Il attaque deux notions qu’il trouve excessives voire hérétiques. Attaque directe à un Cardinal préfet qui aurait prêché le prêtre "Ipse Christus est”. De même pour lui Alter Christus le serait aussi. Il s’appuie sur le Pape François. Il nomme l’Académie catholique qui a été contre lui en disant qu’elle se réfère en plein 21e siècle à Trente, qu’elle n’a pas évolué ! Il dit que l'Eglise doit “reformuler” sa doctrine en fonction du contexte social et culturel.
Il cite son rapport proposition 32 : dissocier pouvoir et puissance sacramentelle.
Puis il dit qu’il a appris dans son enquête qu’il existait des sedevacantistes, que certains de ses détracteurs considéraient que le pape n’est pas le pape.
Longues citations de François sur : cléricalisme, réparation, autorité, pouvoir, conscience…
Après il attaque le secret de la confession en disant que ce secret est pour protéger le pénitent et pas le prédateur. Dans ce cas précis, ça se retourne contre l’enfant.

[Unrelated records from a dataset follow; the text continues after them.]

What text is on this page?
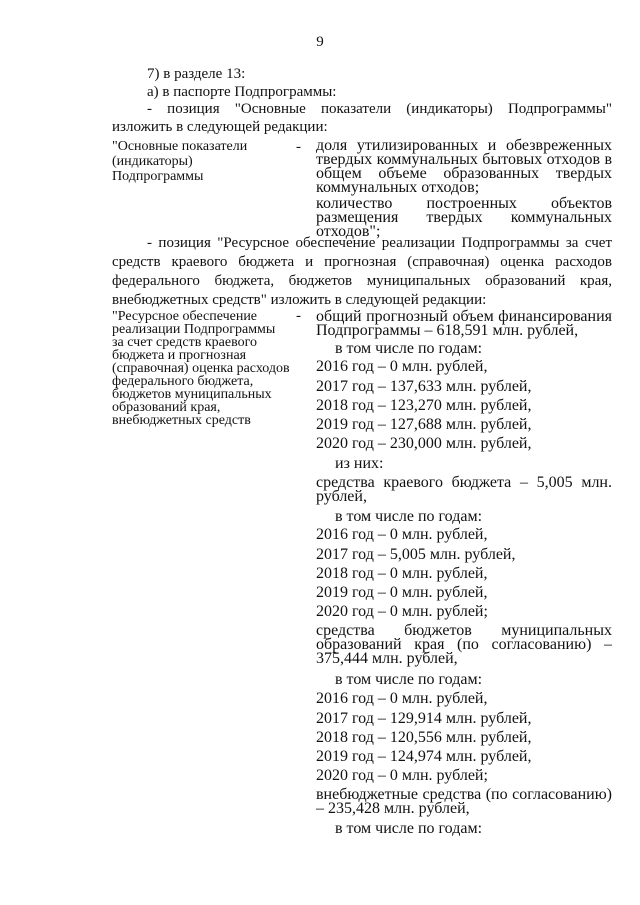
9
7) в разделе 13:
а) в паспорте Подпрограммы:
- позиция "Основные показатели (индикаторы) Подпрограммы" изложить в следующей редакции:
"Основные показатели (индикаторы) Подпрограммы
- доля утилизированных и обезвреженных твердых коммунальных бытовых отходов в общем объеме образованных твердых коммунальных отходов;
количество построенных объектов размещения твердых коммунальных отходов";
- позиция "Ресурсное обеспечение реализации Подпрограммы за счет средств краевого бюджета и прогнозная (справочная) оценка расходов федерального бюджета, бюджетов муниципальных образований края, внебюджетных средств" изложить в следующей редакции:
"Ресурсное обеспечение реализации Подпрограммы за счет средств краевого бюджета и прогнозная (справочная) оценка расходов федерального бюджета, бюджетов муниципальных образований края, внебюджетных средств
- общий прогнозный объем финансирования Подпрограммы – 618,591 млн. рублей,
в том числе по годам:
2016 год – 0 млн. рублей,
2017 год – 137,633 млн. рублей,
2018 год – 123,270 млн. рублей,
2019 год – 127,688 млн. рублей,
2020 год – 230,000 млн. рублей,
из них:
средства краевого бюджета – 5,005 млн. рублей,
в том числе по годам:
2016 год – 0 млн. рублей,
2017 год – 5,005 млн. рублей,
2018 год – 0 млн. рублей,
2019 год – 0 млн. рублей,
2020 год – 0 млн. рублей;
средства бюджетов муниципальных образований края (по согласованию) – 375,444 млн. рублей,
в том числе по годам:
2016 год – 0 млн. рублей,
2017 год – 129,914 млн. рублей,
2018 год – 120,556 млн. рублей,
2019 год – 124,974 млн. рублей,
2020 год – 0 млн. рублей;
внебюджетные средства (по согласованию) – 235,428 млн. рублей,
в том числе по годам:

Il dit qu’il réfléchit beaucoup à ce problème. Qu’il est entre autres président des orphelins apprentis d’Auteuil.
Il regrette que l'Eglise qui fut à l’origine des entretiens d’évaluation pratiqués aujourd’hui dans la plupart des entreprises ait abandonné ce système : il faut des dossiers sur les prêtres or il n’y en a plus. Les évêques ne connaissent plus les prêtres. Il cite des cas où l’Eglise a indemnisé des victimes en leur faisant faire un serment de non divulgation sur les Evangiles.
Les victimes demandent plus une reconnaissance qu’une évaluation. Très souvent 40 ou 50 après, les victimes se mettent à pleurer pendant les entretiens.
Dans la salle commencent les questions.
On lui demande si l’Eglise devrait changer quelque chose dans son comportement liturgique ; il répond je vais faire un rêve, si les femmes pouvaient prêcher.
Autre question sur la gouvernance. Sa réponse, que les évêques s’entourent de gens non liés à l’institution pour se faire conseiller. Eviter le cléricalisme des laïcs.
Question sur l’INIR, instance nationale d’indemnisation et de réparation : réponse : il semble que seulement 500 personnes aient demandé une indemnisation. Ce n'est pas ce que les gens veulent, plutôt la reconnaissance des fautes.
Ma conclusion est que ce fut très intéressant, que M. Sauvé s’est clairement affiché en catholique, a cité beaucoup les évangiles et le Pape François, est résolument progressiste. Mais il ne semble pas du tout anti-catholique, revendique haut et fort que l’Eglise est exemplaire dans sa remise en cause. J’ai découvert, et nous sommes beaucoup dans ce cas, que les ravages de la pédophilie persistaient toute une vie, et que l’Eglise avait tout intérêt à être plus vigilante dans le choix des candidats au sacerdoce.